Sunday, June 21, 2009

The Squaw Man (1931)

The Squaw Man...where does one start?

Based on a 1905 play which had four Broadway revivals, the Squaw Man plot now seems archaic: an English aristocrat, Capt. James Wynnegate (Warner Baxter) flees England, honorably taking the blame for stealing funds he did not steal to save the reputation of the woman he loves (Eleanor Boardman) and her husband (right!).

He then does what any English aristocrat would do in that situation: becomes a cowboy in Montana, where he marries an Indian maiden, Naturich (Lupe Velez), he'd rescued from a local thug (Charles Bickford) - they have a son. Seven years later, the law shows up to arrest Naturich for the murder of the thug (she had shot him, to rescue Wynnegate). The very same day, Roland Young as a family friend and Eleanor Boardman show up to take Wynnegate home (her husband's now dead) and Wynnegate is convinced to send the son back back to England and, heartbroken, Naturich kills herself. The (abrupt) end.

Cecil B. DeMille's movies are often best enjoyed as surrealistic alternate versions of D. W. Griffith's movies. Griffith traded almost solely in Victorian-era melodrama. DeMille did, too, but with a sensational, bizarre bent that is best exemplified here by a cut from British high society to a hilarious desolate shot of the forlorn, wild west "Buzzard's Pass".

(Yep, I'm aware the transition is there in the 1905 source material, but DeMille finds a way to make it seem crazier. He was a master at creating absurd, only-in-Hollywood, leaps in logic. In Fool's Paradise (1921), he deliciously lets his hero pursue his dream girl from a Mexican border town to Siam, where she dances for a prince in front of a pit of alligators. Yes!! I wouldn't at all be surprised if David Lynch wasn't thinking of DeMille when he incongruously had his film director, Adam, meeting The Cowboy at a stereotypical ranch in Beechwood Canyon in Mulholland Drive - itself a critique of Hollywood's absurdities.)

The Squaw Man is certainly watchable for those who just want an involving story. DeMille knows how to tell a story that people want to see, even creaky, predictable stories, and he must have loved this one - this is the third time he filmed it. Even when the ending is telegraphed, you want to see what happens next. Lupe Velez gives a genuinely sympathetic performance here, and the ending is sad no matter how you look at it.
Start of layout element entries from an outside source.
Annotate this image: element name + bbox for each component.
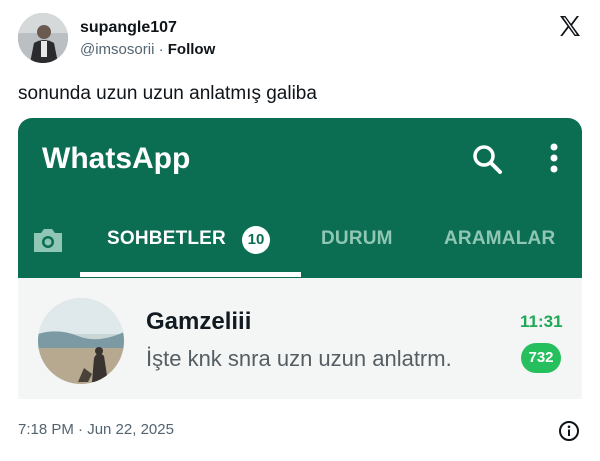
- unread-count-badge: 732: [521, 343, 561, 373]
- author-handle[interactable]: @imsosorii: [80, 41, 154, 58]
- tab-status[interactable]: DURUM: [321, 228, 393, 250]
- chat-time: 11:31: [520, 312, 563, 331]
- tweet-media-whatsapp-screenshot[interactable]: WhatsApp SOHBETLER 10 DURUM ARAMALAR Gam…: [18, 118, 582, 399]
- tab-chats[interactable]: SOHBETLER: [107, 228, 226, 250]
- more-vert-icon[interactable]: [544, 140, 564, 176]
- whatsapp-header: WhatsApp SOHBETLER 10 DURUM ARAMALAR: [18, 118, 582, 278]
- tweet-text: sonunda uzun uzun anlatmış galiba: [18, 83, 317, 104]
- author-handle-row: @imsosorii · Follow: [80, 40, 215, 60]
- tweet-card: supangle107 @imsosorii · Follow sonunda …: [0, 0, 600, 461]
- author-info: supangle107 @imsosorii · Follow: [80, 18, 215, 60]
- info-icon[interactable]: [558, 420, 580, 442]
- chats-count-badge: 10: [242, 226, 270, 254]
- follow-button[interactable]: Follow: [168, 41, 216, 58]
- author-name[interactable]: supangle107: [80, 18, 215, 38]
- chat-list-item[interactable]: Gamzeliii İşte knk snra uzn uzun anlatrm…: [18, 278, 582, 399]
- search-icon[interactable]: [470, 142, 504, 176]
- x-logo-icon[interactable]: [558, 14, 582, 38]
- camera-icon[interactable]: [30, 222, 66, 258]
- chat-avatar[interactable]: [38, 298, 124, 384]
- handle-separator: ·: [154, 41, 168, 58]
- author-avatar[interactable]: [18, 13, 68, 63]
- chat-contact-name: Gamzeliii: [146, 308, 252, 335]
- whatsapp-title: WhatsApp: [42, 142, 191, 175]
- chat-last-message: İşte knk snra uzn uzun anlatrm.: [146, 346, 452, 371]
- tweet-timestamp[interactable]: 7:18 PM · Jun 22, 2025: [18, 420, 174, 440]
- tab-calls[interactable]: ARAMALAR: [444, 228, 555, 250]
- active-tab-indicator: [80, 272, 301, 277]
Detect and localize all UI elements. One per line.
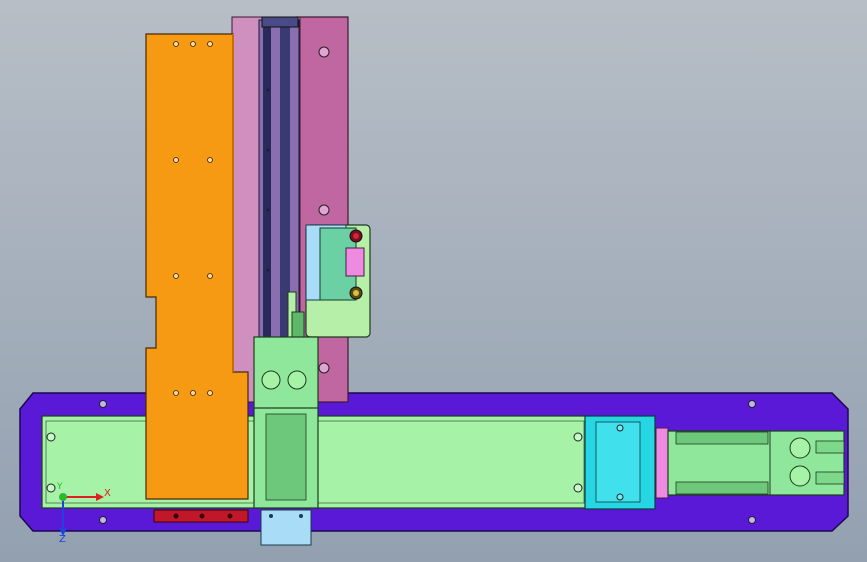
motor-coupling-block[interactable]	[584, 415, 656, 510]
motor-flange[interactable]	[655, 427, 669, 499]
cad-viewport[interactable]: X Y Z	[0, 0, 867, 562]
3d-model-view[interactable]	[0, 0, 867, 562]
z-axis-label: Z	[59, 534, 66, 545]
orange-cover-plate[interactable]	[145, 33, 249, 500]
servo-motor[interactable]	[667, 430, 845, 496]
bottom-block[interactable]	[260, 509, 312, 546]
y-axis-label: Y	[57, 482, 63, 492]
sensor-bracket[interactable]	[305, 224, 371, 338]
red-support-bar[interactable]	[153, 509, 249, 523]
x-axis-label: X	[104, 488, 111, 499]
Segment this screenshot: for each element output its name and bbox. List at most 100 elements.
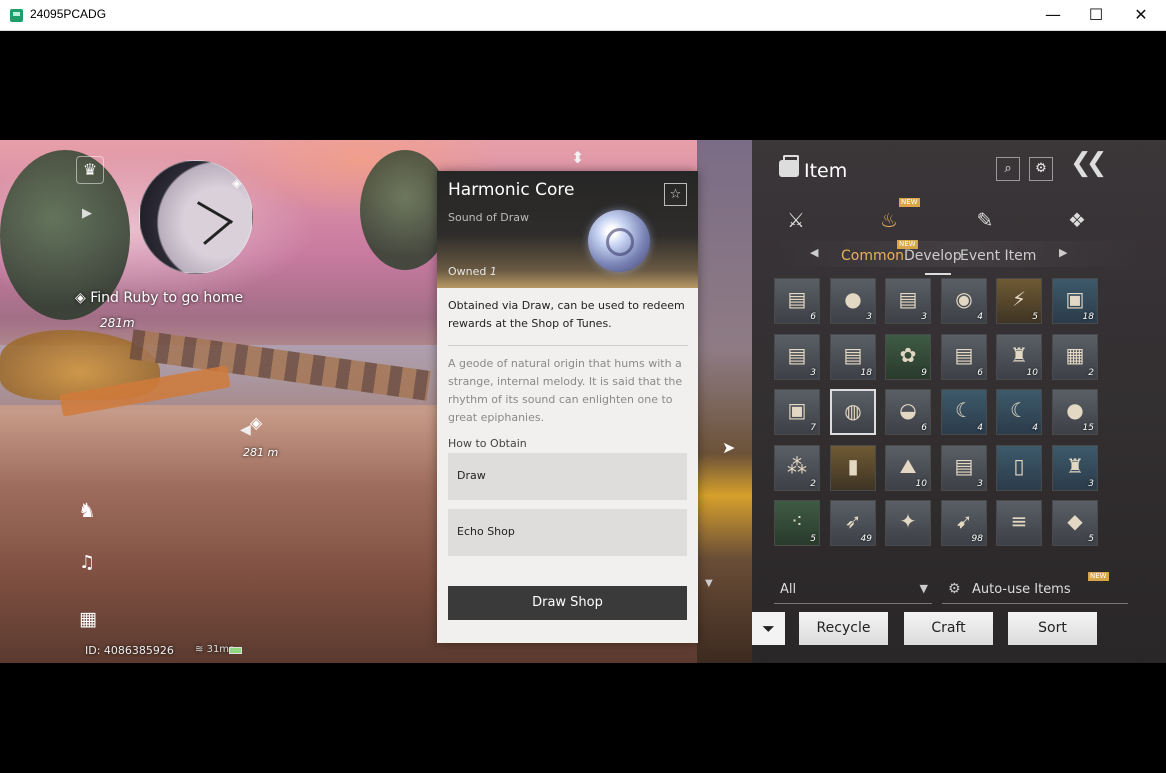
inventory-slot[interactable]: ◍ — [830, 389, 876, 435]
subtab-common[interactable]: Common — [841, 248, 904, 264]
inventory-slot[interactable]: ⛰ 10 — [885, 445, 931, 491]
slot-count: 6 — [921, 423, 927, 433]
subtab-event-item[interactable]: Event Item — [960, 248, 1036, 264]
inventory-slot[interactable]: ▤ 3 — [885, 278, 931, 324]
red-ticket-icon: ▯ — [1013, 454, 1025, 478]
game-window: 24095PCADG — ☐ ✕ ♛ ◈ ▶ ◈ Find Ruby to go… — [0, 0, 1166, 773]
slot-count: 3 — [810, 368, 816, 378]
slot-count: 4 — [977, 312, 983, 322]
close-button[interactable]: ✕ — [1118, 0, 1164, 31]
scroll-icon: ▤ — [787, 287, 807, 311]
item-detail-panel: Harmonic Core Sound of Draw Owned 1 ☆ Ob… — [437, 171, 698, 643]
slot-count: 3 — [921, 312, 927, 322]
spear-icon: ➹ — [955, 509, 973, 533]
direction-arrow-icon: ▶ — [82, 206, 92, 221]
inventory-slot[interactable]: ▮ — [830, 445, 876, 491]
mountain-coin-icon: ⛰ — [899, 454, 917, 478]
subtab-prev-icon[interactable]: ◀ — [810, 246, 818, 259]
bag-icon — [779, 155, 799, 177]
inventory-slot[interactable]: ☾ 4 — [996, 389, 1042, 435]
inventory-slot[interactable]: ✿ 9 — [885, 334, 931, 380]
window-title: 24095PCADG — [30, 7, 107, 21]
game-viewport[interactable]: ♛ ◈ ▶ ◈ Find Ruby to go home 281m ◈ ◀ 28… — [0, 140, 1166, 663]
window-titlebar: 24095PCADG — ☐ ✕ — [0, 0, 1166, 31]
minimize-button[interactable]: — — [1030, 0, 1076, 31]
tab-materials[interactable]: ❖ — [1057, 204, 1097, 236]
obtain-source-draw[interactable]: Draw — [448, 453, 687, 500]
inventory-slot[interactable]: ▣ 7 — [774, 389, 820, 435]
tab-equipment[interactable]: ⚔ — [776, 204, 816, 236]
obtain-source-echo-shop[interactable]: Echo Shop — [448, 509, 687, 556]
new-badge: NEW — [899, 198, 920, 207]
crossed-swords-icon: ⚔ — [787, 208, 805, 232]
inventory-slot[interactable]: ➹ 98 — [941, 500, 987, 546]
inventory-slot[interactable]: ▤ 6 — [941, 334, 987, 380]
item-filter-select[interactable]: All ▼ — [774, 576, 932, 604]
inventory-slot[interactable]: ▣ 18 — [1052, 278, 1098, 324]
divider — [448, 345, 688, 346]
favorite-star-icon[interactable]: ☆ — [664, 183, 687, 206]
sack-icon: ♜ — [1010, 343, 1028, 367]
ore-icon: ◆ — [1067, 509, 1083, 533]
inventory-slot[interactable]: ✦ — [885, 500, 931, 546]
inventory-slot[interactable]: ♜ 10 — [996, 334, 1042, 380]
inventory-slot[interactable]: ≡ — [996, 500, 1042, 546]
item-detail-header: Harmonic Core Sound of Draw Owned 1 ☆ — [437, 171, 698, 288]
craft-button[interactable]: Craft — [904, 612, 993, 645]
horse-icon[interactable]: ♞ — [78, 498, 96, 522]
waypoint-distance: 281 m — [243, 446, 279, 459]
quest-text: Find Ruby to go home — [90, 290, 244, 306]
subtab-next-icon[interactable]: ▶ — [1059, 246, 1067, 259]
inventory-slot[interactable]: ▤ 6 — [774, 278, 820, 324]
horn-icon: ☾ — [1010, 398, 1028, 422]
crate-icon: ▦ — [1065, 343, 1085, 367]
inventory-slot[interactable]: ▯ — [996, 445, 1042, 491]
tab-items[interactable]: ♨ — [869, 204, 909, 236]
owned-label: Owned — [448, 265, 487, 278]
recycle-button[interactable]: Recycle — [799, 612, 888, 645]
orb-stand-icon: ◉ — [955, 287, 973, 311]
maximize-button[interactable]: ☐ — [1073, 0, 1119, 31]
slot-count: 4 — [1032, 423, 1038, 433]
inventory-slot[interactable]: ◆ 5 — [1052, 500, 1098, 546]
search-icon[interactable]: ⌕ — [996, 157, 1020, 181]
inventory-title: Item — [804, 160, 848, 182]
inventory-slot[interactable]: ▦ 2 — [1052, 334, 1098, 380]
stone-icon: ❖ — [1068, 208, 1086, 232]
owned-count: 1 — [489, 265, 497, 278]
talisman-icon: ▮ — [847, 454, 859, 478]
filter-icon[interactable]: ⏷ — [752, 612, 785, 645]
quest-distance: 281m — [100, 316, 135, 330]
quest-tracker[interactable]: ◈ Find Ruby to go home — [75, 290, 243, 306]
item-subtitle: Sound of Draw — [448, 211, 529, 224]
grid-menu-icon[interactable]: ▦ — [79, 608, 97, 630]
inventory-slot[interactable]: ♜ 3 — [1052, 445, 1098, 491]
subtab-develop[interactable]: Develop — [904, 248, 962, 264]
ear-icon[interactable]: ♫ — [79, 552, 95, 573]
inventory-slot[interactable]: ⚡ 5 — [996, 278, 1042, 324]
inventory-slot[interactable]: ▤ 18 — [830, 334, 876, 380]
slot-count: 6 — [810, 312, 816, 322]
crown-map-icon[interactable]: ♛ — [76, 156, 104, 184]
inventory-slot[interactable]: ▤ 3 — [774, 334, 820, 380]
inventory-slot[interactable]: ● 15 — [1052, 389, 1098, 435]
inventory-slot[interactable]: ▤ 3 — [941, 445, 987, 491]
inventory-slot[interactable]: ◉ 4 — [941, 278, 987, 324]
gear-icon: ⚙ — [948, 581, 961, 597]
sort-button[interactable]: Sort — [1008, 612, 1097, 645]
arrow-icon: ➶ — [844, 509, 862, 533]
inventory-slot[interactable]: ⁂ 2 — [774, 445, 820, 491]
back-arrow-icon[interactable]: ❮❮ — [1070, 148, 1107, 178]
inventory-slot[interactable]: ◒ 6 — [885, 389, 931, 435]
scroll-down-icon[interactable]: ▼ — [705, 578, 713, 589]
draw-shop-button[interactable]: Draw Shop — [448, 586, 687, 620]
scroll-icon: ▤ — [843, 343, 863, 367]
gear-icon[interactable]: ⚙ — [1029, 157, 1053, 181]
inventory-slot[interactable]: ➶ 49 — [830, 500, 876, 546]
slot-count: 3 — [977, 479, 983, 489]
inventory-slot[interactable]: ☾ 4 — [941, 389, 987, 435]
inventory-slot[interactable]: ● 3 — [830, 278, 876, 324]
up-down-toggle-icon[interactable]: ⬍ — [571, 148, 584, 167]
tab-quest-items[interactable]: ✎ — [965, 204, 1005, 236]
inventory-slot[interactable]: ⁖ 5 — [774, 500, 820, 546]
All the actors have given better, more expressive performances in other films and the reason is the dialogue is stilted here, old-fashioned for 1931, requiring stilted mannerisms, especially in the beginning scenes in England. The scenes with Velez and Baxter fare better, and Dickie Moore as their son acts with an ease the others aren't allowed. He doesn't care about the lofty source material - he's just havin' a good time!

The Squaw Man has been released on a Warner Archives DVD-R, along with the 1914 version.